Support Continuous Quality Improvement (Section 7)

  • A broad overarching goal is to improve racial equity in Pennsylvania's child care system. In the DHS Racial Equity Report 2021 more than 50 percent of families enrolled in CCW are Black, despite making up 13 percent of the population in the state. 65 percent of the children enrolled in CCW are attending child care settings with lower ratings (1 or 2 STARS in the Keystone STARS system). Child care settings with 3 or 4 STARS serve the fewest number of families receiving CCW. Within populations identified as Black and White, 31 percent of Black children enrolled in CCW are in STAR 3 or 4 programs as compared to 46 percent of White children enrolled in CCW. In the FY 22-24 plan cycle, a priority will be to equalize the representative enrollments.
  • Keystone STARS Performance Standards were designed to be flexible enough to allow for defining quality in different types of settings including family child care homes (FCCHs), group child care homes (GCCHs), and school-age child care (SACC) programs. Pennsylvania's QRIS is a hybrid system where providers must meet certain foundational standards at STAR 2 but have more flexibility to choose priority activities for points to assist them in moving up in designation.
  • OCDEL has established annual participation goals for each STAR level and monitors the business partners responsible for these quality activities. OCDEL has a strategic progress indicator goal to increase the total number of children enrolled in CCW in STAR 3 or 4 programs from approximately 36.7K (in December 2020) to 47K by May 2025. Also, to decrease time ECE programs remain at STAR 1 and 2 before moving to STAR 3 or 4.
  • In August 2020, OCDEL implemented a new Internal Assessment Process (IAP). With this process, programs can choose from a broader selection of Program Observation Instruments (POIs) that may better meet their assessment of quality needs.

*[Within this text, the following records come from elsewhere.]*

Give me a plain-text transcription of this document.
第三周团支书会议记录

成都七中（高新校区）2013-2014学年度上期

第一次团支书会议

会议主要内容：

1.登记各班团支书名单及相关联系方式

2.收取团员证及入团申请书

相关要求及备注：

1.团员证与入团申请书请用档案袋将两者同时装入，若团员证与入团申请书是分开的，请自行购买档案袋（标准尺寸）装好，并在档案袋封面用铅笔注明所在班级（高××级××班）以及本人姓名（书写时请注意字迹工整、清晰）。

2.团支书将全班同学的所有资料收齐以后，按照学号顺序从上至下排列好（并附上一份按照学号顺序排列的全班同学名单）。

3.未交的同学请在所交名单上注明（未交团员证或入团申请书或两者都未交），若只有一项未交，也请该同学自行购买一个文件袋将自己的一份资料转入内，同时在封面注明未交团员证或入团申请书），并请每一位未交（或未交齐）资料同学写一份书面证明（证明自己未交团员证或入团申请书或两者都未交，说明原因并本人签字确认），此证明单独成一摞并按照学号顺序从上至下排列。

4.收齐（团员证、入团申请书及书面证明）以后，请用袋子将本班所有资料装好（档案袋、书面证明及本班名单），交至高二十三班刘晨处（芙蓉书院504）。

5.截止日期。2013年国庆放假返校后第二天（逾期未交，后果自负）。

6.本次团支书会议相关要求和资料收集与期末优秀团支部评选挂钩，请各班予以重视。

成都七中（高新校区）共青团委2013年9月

Ensure Grantee Program Integrity and Accountability (Section 8)

  • OCDEL participates in risk assessment of activities and audits conducted by external auditing firms and/or other State agencies, as it relates to CCDF. These audits have revealed there are no gaps in processes or procedures and no internal control deficiencies.
  • Pennsylvania participates in the triennial Federal Improper Payments Error Rate Review for the CCDF program and a separate triennial Monitoring of CCDF activities by the Office of Child Care.
  • OCDEL uses the Performance Standards Monitoring Tool to provide monitoring consistency across all ELRC sub-grantees. The Monitoring Tool addresses customer service, including resource and referral, caseload management which includes eligibility and policy compliance, and Administration, which addresses funds management. ELRCs are informed of the results of the monitoring and a plan of correction may be required If deficiencies exist.